En effet le rapport déplore que “seulement 3,4 % des enseignants proposent à leurs élèves des textes 100 % déchiffrables, malgré la reconnaissance de l’inefficacité des méthodes mixtes”. D’où viendrait cette reconnaissance ? Apparemment, d’une unique étude non encore publiée, le rapport renvoie seulement vers la vidéo d’une présentation des chercheurs qui étudient l’impact des manuels en ayant neutralisé les autres facteurs (notamment la compétence de l’enseignant) qui sont reconnus comme étant primordiaux.
Pire, il est précisé que pour permettre une meilleure réussite des élèves il faudrait non seulement une méthode qui propose des textes 100 % décodables par les élèves mais aussi écarter tout apprentissage de “mots outils”, c’est-à-dire la reconnaissance de mots non déchiffrables comme “est” ou contenant des sons non encore étudiés, par exemple le mot “toujours” avant d’avoir étudié le son “ou”. 

Jusqu’à présent, le consensus scientifique est qu’il faut travailler le décodage intensivement, dès le début de l’année de CP à un rythme suffisamment soutenu, pas qu’il faille s’y tenir strictement à 100 %, sauf à considérer qu’apprendre à lire uniquement à partir de textes du type “papa fume la pipe” soit suffisant et motivant. Évidemment qu’il faut étudier les correspondances phonologiques et les entraîner, mais notre langue n’étant pas strictement phonétique, cette “nouvelle conception de LA SEULE méthode efficace” est non seulement très probablement fausse mais risque d’aggraver encore la situation.

Il y a quelques années on avait déjà eu la vague de la focalisation intensive sur la phonologie, avec les protocoles d’Agir pour l’École très mécaniques et chronophages, qui n’ont pas donné les résultats escomptés et pour cause. Si les recherches montrent effectivement une corrélation positive entre une bonne conscience phonologique et une meilleure réussite en lecture, tenter de la développer artificiellement avec des entrainements quotidiens systématiques n’a pas eu les résultats escomptés. 

Ce n’est pas en passant d’une doxa à une autre, en s’appuyant sur des études isolées et contestables, que l’on va faire progresser nos élèves en lecture. La phonologie toute puissante, la fluence alpha et oméga de la compréhension et maintenant le 100 % déchiffrable sont autant d’impasses s’ils sont considérés comme des absolus prioritaires et non comme des ingrédients à utiliser en synergie.
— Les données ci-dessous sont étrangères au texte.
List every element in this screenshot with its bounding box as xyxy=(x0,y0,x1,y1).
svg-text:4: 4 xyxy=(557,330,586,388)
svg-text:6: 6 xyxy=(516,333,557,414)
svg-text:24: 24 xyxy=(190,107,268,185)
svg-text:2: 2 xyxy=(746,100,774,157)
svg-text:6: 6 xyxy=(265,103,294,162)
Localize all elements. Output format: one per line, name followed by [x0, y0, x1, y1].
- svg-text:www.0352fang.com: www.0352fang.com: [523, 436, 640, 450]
Apprendre à lire est complexe, les entrées et les blocages divers, les enseignants le savent, ils doivent être outillés pour gagner en compétence et non être contraints à suivre la marotte du moment ! 

Ce qui est tout particulièrement inquiétant cette fois-ci c’est que la labellisation des manuels scolaires, mise en avant dans le rapport, va permettre d’imposer des méthodes de lecture 100 % décodables sans mots outils, qui seront pauvres, austères et inintéressantes, donc des repoussoirs. De plus, le rapport précise bien qu’il ne faut pas mélanger les moments de décodage et le travail de compréhension mais les déconnecter au maximum à d’autres moments avec des supports différents. Or, lire n’a de sens que si l’on cherche à comprendre ce que l’on déchiffre, et chercher à comprendre aide à déchiffrer efficacement !     

L’Unsa-Éducation déplore cette vision étriquée de l’apprentissage de la lecture et réaffirme son opposition à la labellisation des manuels.
Nous revendiquons une formation de qualité pour les enseignants qui allie connaissance des travaux de recherche, maîtrise de la didactique et capacité à concevoir et mettre en œuvre des pratiques pédagogiques actives, diversifiées et motivantes favorisant l’accrochage, l’autonomie, la coopération et la réussite des élèves.